The Molecular Clockwork
At the heart of every cell in your body ticks a molecular clock — a self-sustaining oscillator built from interlocking feedback loops of gene transcription and protein degradation. The core loop centers on four gene families: CLOCK and BMAL1 (the activators) and PER and CRY (the repressors). CLOCK/BMAL1 heterodimers bind E-box promoter elements to drive PER and CRY transcription. The resulting proteins accumulate over hours, complex together, translocate to the nucleus, and directly inhibit CLOCK/BMAL1 — silencing their own genes. As PER/CRY are degraded by proteasomes, the brake lifts and the cycle begins anew.
The Goodwin Oscillator
Brian Goodwin's 1965 model distilled this feedback into its mathematical essence: a molecule that represses its own production through a nonlinear (Hill-type) function, with time delays introduced by intermediate steps. The critical requirement for sustained oscillation is sufficient nonlinearity — the Hill coefficient must exceed a threshold that depends on the number of intermediate steps. This simulation implements a refined Goodwin model calibrated to mammalian circadian parameters, showing how transcription rate, degradation rate, and cooperativity jointly determine period and amplitude.

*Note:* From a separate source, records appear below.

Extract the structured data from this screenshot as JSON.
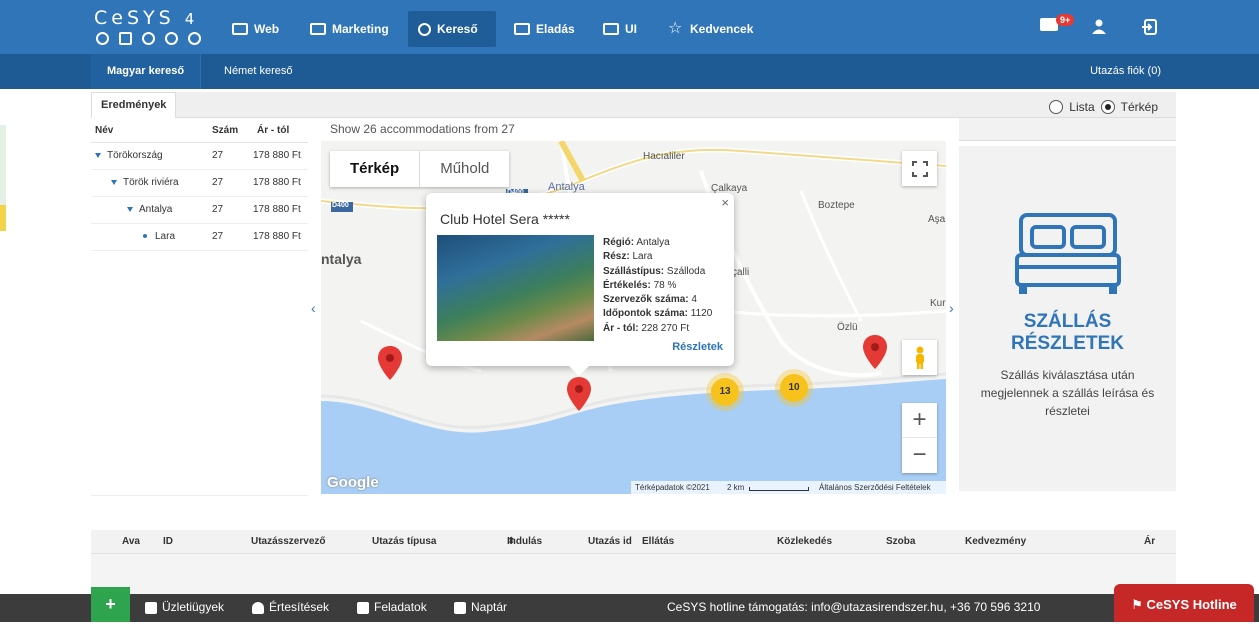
{
  "brand": {
    "name": "CeSYS",
    "version": "4"
  },
  "topnav": {
    "items": [
      {
        "label": "Web",
        "icon": "monitor-icon"
      },
      {
        "label": "Marketing",
        "icon": "mail-icon"
      },
      {
        "label": "Kereső",
        "icon": "search-icon",
        "active": true
      },
      {
        "label": "Eladás",
        "icon": "card-icon"
      },
      {
        "label": "UI",
        "icon": "grid-icon"
      },
      {
        "label": "Kedvencek",
        "icon": "star-icon"
      }
    ],
    "mail_badge": "9+"
  },
  "subnav": {
    "items": [
      {
        "label": "Magyar kereső",
        "active": true
      },
      {
        "label": "Német kereső"
      }
    ],
    "right": "Utazás fiók (0)"
  },
  "results": {
    "tab": "Eredmények",
    "view_options": {
      "list": "Lista",
      "map": "Térkép",
      "selected": "map"
    }
  },
  "tree": {
    "headers": {
      "name": "Név",
      "count": "Szám",
      "price": "Ár - tól"
    },
    "rows": [
      {
        "level": 0,
        "name": "Törökország",
        "count": "27",
        "price": "178 880 Ft"
      },
      {
        "level": 1,
        "name": "Török riviéra",
        "count": "27",
        "price": "178 880 Ft"
      },
      {
        "level": 2,
        "name": "Antalya",
        "count": "27",
        "price": "178 880 Ft"
      },
      {
        "level": 3,
        "name": "Lara",
        "count": "27",
        "price": "178 880 Ft"
      }
    ]
  },
  "map": {
    "summary": "Show 26 accommodations from 27",
    "type_map": "Térkép",
    "type_satellite": "Műhold",
    "labels": {
      "hacialiler": "Hacıaliler",
      "antalya_top": "Antalya",
      "calkaya": "Çalkaya",
      "boztepe": "Boztepe",
      "asag": "Aşa",
      "antalya_left": "ntalya",
      "cali": "çalli",
      "kur": "Kur",
      "ozlu": "Özlü",
      "d400a": "D400",
      "d400b": "D400"
    },
    "clusters": [
      "13",
      "10"
    ],
    "attribution": "Térképadatok ©2021",
    "scale": "2 km",
    "terms": "Általános Szerződési Feltételek",
    "google": "Google"
  },
  "popup": {
    "title": "Club Hotel Sera *****",
    "fields": [
      {
        "label": "Régió:",
        "value": "Antalya"
      },
      {
        "label": "Rész:",
        "value": "Lara"
      },
      {
        "label": "Szállástípus:",
        "value": "Szálloda"
      },
      {
        "label": "Értékelés:",
        "value": "78 %"
      },
      {
        "label": "Szervezők száma:",
        "value": "4"
      },
      {
        "label": "Időpontok száma:",
        "value": "1120"
      },
      {
        "label": "Ár - tól:",
        "value": "228 270 Ft"
      }
    ],
    "link": "Részletek",
    "close": "×"
  },
  "detail": {
    "title_line1": "SZÁLLÁS",
    "title_line2": "RÉSZLETEK",
    "text": "Szállás kiválasztása után megjelennek a szállás leírása és részletei"
  },
  "table": {
    "headers": [
      "Ava",
      "ID",
      "Utazásszervező",
      "Utazás típusa",
      "Indulás",
      "Utazás id",
      "Ellátás",
      "Közlekedés",
      "Szoba",
      "Kedvezmény",
      "Ár"
    ]
  },
  "footer": {
    "add": "+",
    "items": [
      "Üzletiügyek",
      "Értesítések",
      "Feladatok",
      "Naptár"
    ],
    "hotline_text": "CeSYS hotline támogatás: info@utazasirendszer.hu, +36 70 596 3210",
    "hotline_button": "CeSYS Hotline"
  },
  "colors": {
    "primary": "#2f75b7",
    "subnav": "#1e5b95",
    "accent_red": "#c62828",
    "pin": "#e53935",
    "cluster": "#f8c21c"
  }
}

Period-Determining Mechanisms
The approximately 24-hour period is not hardwired into any single rate constant — it emerges from the concert of many. However, certain steps are particularly influential. Casein kinase 1ε (CK1ε) phosphorylation of PER proteins marks them for ubiquitination and proteasomal degradation. The tau mutation in hamster CK1ε accelerates PER degradation, shortening the period to 20 hours. In humans, a PER2 mutation that removes the CK1ε phosphorylation site causes Familial Advanced Sleep Phase Syndrome — people who fall asleep at 7 PM and wake at 3 AM, running on a ~22-hour clock.
Robustness and Fragility
The circadian clock is remarkably robust to perturbations in most parameters — a property called structural stability. Temperature compensation keeps the period nearly constant from 25°C to 37°C (unlike most biochemical reactions that accelerate with heat). Yet the clock is exquisitely sensitive to light input, which can shift its phase by hours — the basis for entrainment to the solar cycle. This simulation reveals the parameter space where oscillations are robust versus the boundaries where rhythmicity collapses.